While it’s true that the Mariners subsequently did get for Johnson three solid players from the Houston Astros — pitchers Freddy Garcia and John Halama and shortstop Carlos Guillen — all of whom contributed to the 2001 team of 116 wins, hindsight says Nomo would have been a fine free agent hire in 1995 at 26 and a solid acquisition in 1998. But it didn’t happen in ways unique to the Mariners.
Johnson was 10-1 and helped the Astros in the playoffs, where he again lost both his starts. But he became a free agent, and the Arizona Diamondbacks won the bidding war. In their second year of 1999, the D-backs won 100 games. In the fourth season of 2001, Arizona beat the Yankees 4-3 in the World Series, where Johnson and Schilling were co-MVPs.

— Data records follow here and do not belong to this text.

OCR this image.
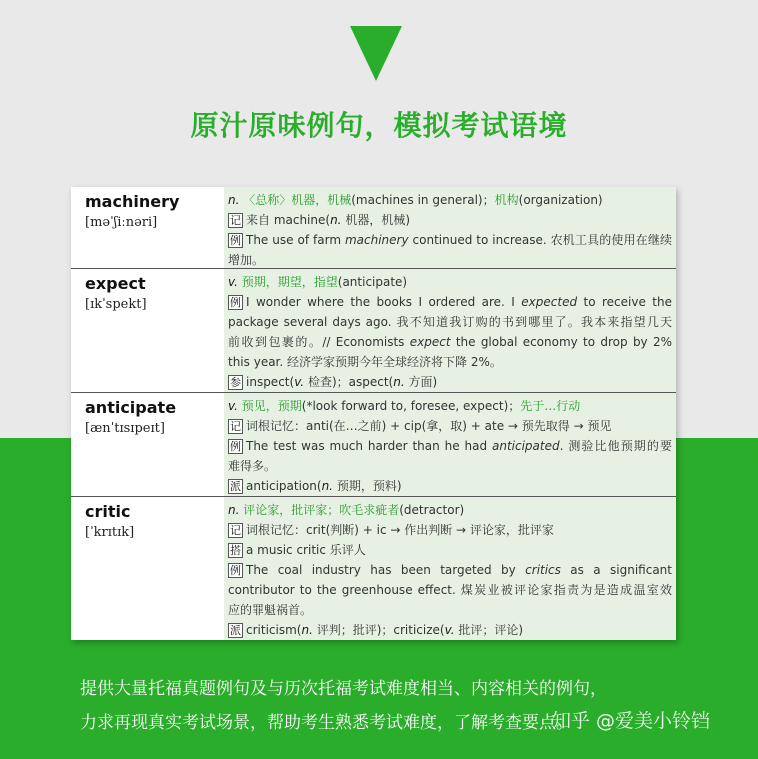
原汁原味例句，模拟考试语境
machinery
[məˈʃiːnəri]
n. 〈总称〉机器，机械(machines in general)；机构(organization)
记 来自 machine(n. 机器，机械)
例 The use of farm machinery continued to increase. 农机工具的使用在继续
增加。
expect
[ɪkˈspekt]
v. 预期，期望，指望(anticipate)
例 I wonder where the books I ordered are. I expected to receive the
package several days ago. 我不知道我订购的书到哪里了。我本来指望几天
前收到包裹的。// Economists expect the global economy to drop by 2%
this year. 经济学家预期今年全球经济将下降 2%。
参 inspect(v. 检查)；aspect(n. 方面)
anticipate
[ænˈtɪsɪpeɪt]
v. 预见，预期(*look forward to, foresee, expect)；先于…行动
记 词根记忆：anti(在…之前) + cip(拿，取) + ate → 预先取得 → 预见
例 The test was much harder than he had anticipated. 测验比他预期的要
难得多。
派 anticipation(n. 预期，预料)
critic
[ˈkrɪtɪk]
n. 评论家，批评家；吹毛求疵者(detractor)
记 词根记忆：crit(判断) + ic → 作出判断 → 评论家，批评家
搭 a music critic 乐评人
例 The coal industry has been targeted by critics as a significant
contributor to the greenhouse effect. 煤炭业被评论家指责为是造成温室效
应的罪魁祸首。
派 criticism(n. 评判；批评)；criticize(v. 批评；评论)
提供大量托福真题例句及与历次托福考试难度相当、内容相关的例句，
力求再现真实考试场景，帮助考生熟悉考试难度，了解考查要点。
知乎 @爱美小铃铛
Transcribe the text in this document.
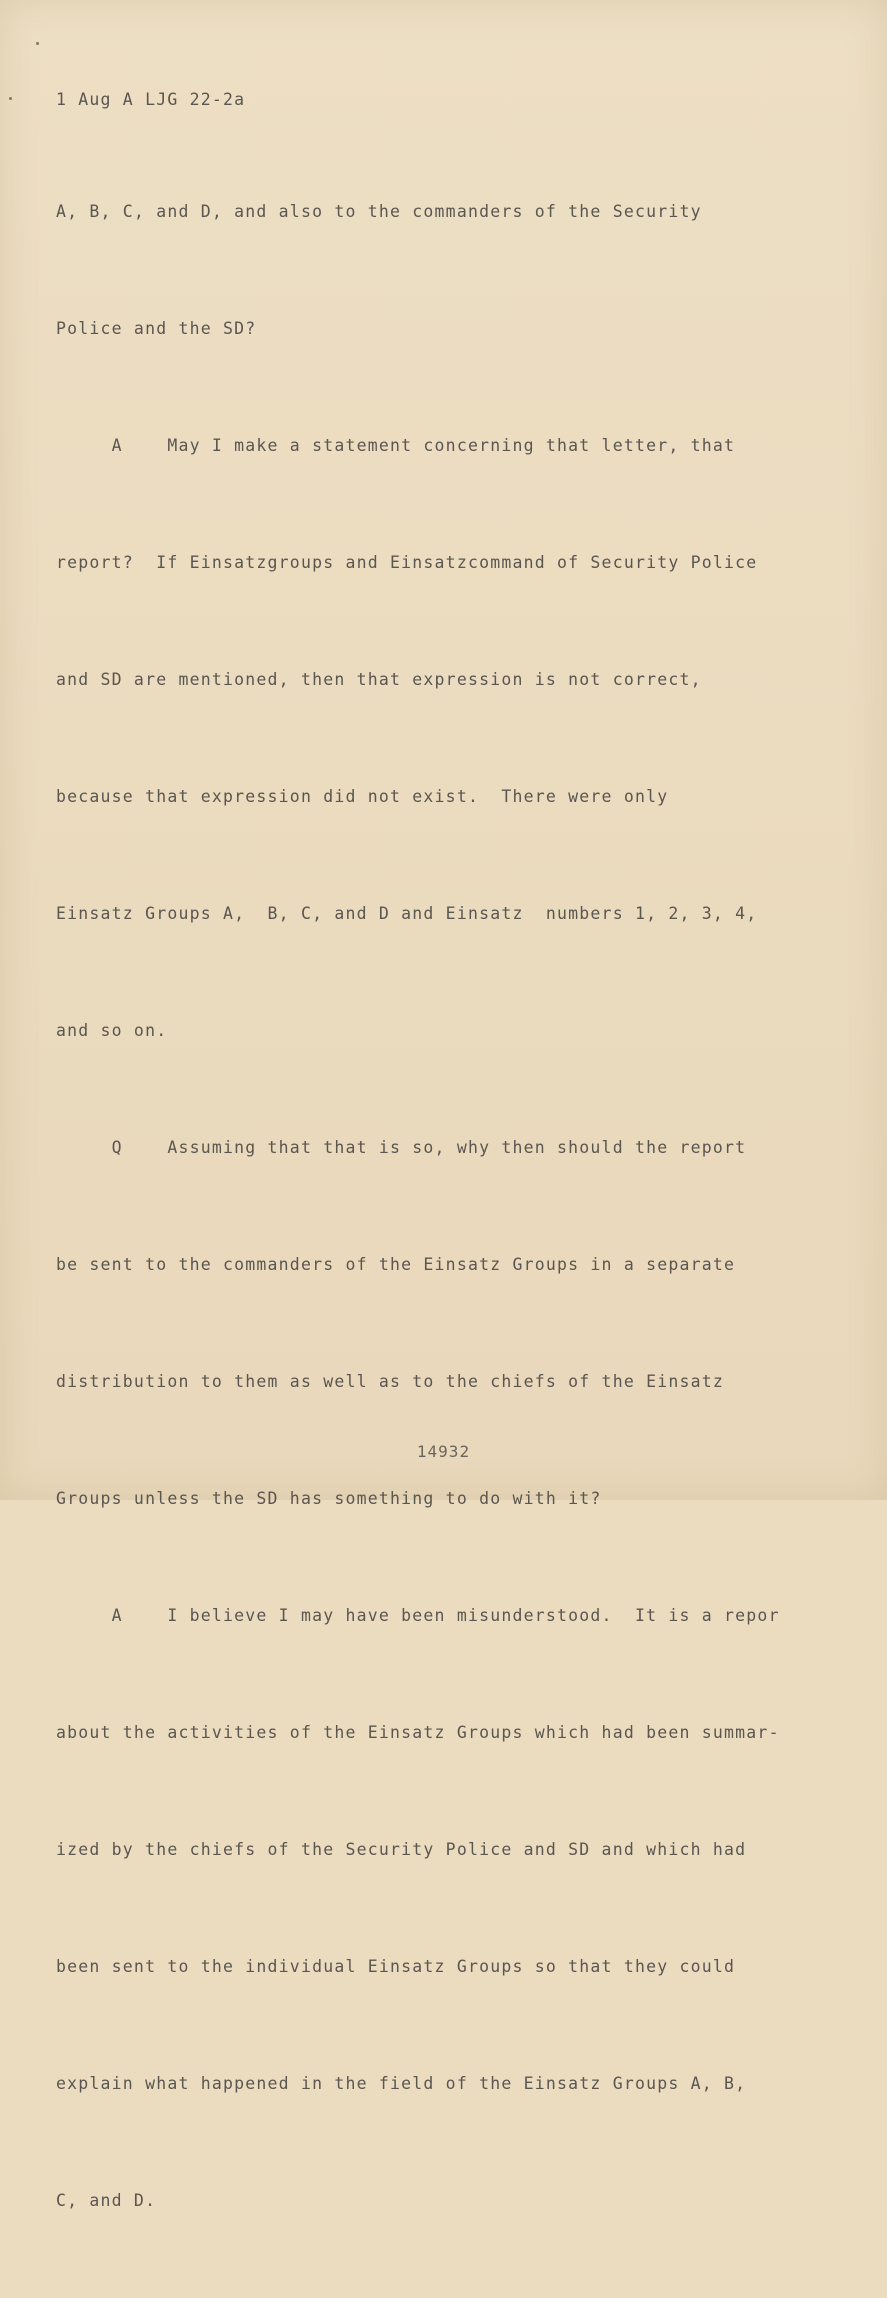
1 Aug A LJG 22-2a

A, B, C, and D, and also to the commanders of the Security

Police and the SD?

A    May I make a statement concerning that letter, that

report?  If Einsatzgroups and Einsatzcommand of Security Police

and SD are mentioned, then that expression is not correct,

because that expression did not exist.  There were only

Einsatz Groups A,  B, C, and D and Einsatz  numbers 1, 2, 3, 4,

and so on.

Q    Assuming that that is so, why then should the report

be sent to the commanders of the Einsatz Groups in a separate

distribution to them as well as to the chiefs of the Einsatz

Groups unless the SD has something to do with it?

A    I believe I may have been misunderstood.  It is a repor

about the activities of the Einsatz Groups which had been summar-

ized by the chiefs of the Security Police and SD and which had

been sent to the individual Einsatz Groups so that they could

explain what happened in the field of the Einsatz Groups A, B,

C, and D.

14932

Regarding the Series, the Mariners, you may have read, are still 40-year-old virgins.
It’s true that Nomo was not the reliever desperately needed in ’97, but he was a quality starter that would have kept innings away from the pen. Whether Nomo would have made a vital difference, the Mariners could not stop two impulsive guys, Piniella and Yamauchi, who are unskilled in the art, from getting involved in personnel decisions.
Of such steps upon upturned rakes are 40-year droughts made. But if Mariners history is of any use to general managers Jerry Dipoto in the remaining days before this year’s trade deadline, let 20 years ago be a lesson:
Keep stoking the bullpen, lest you make a Big Hash out of a Big Unit.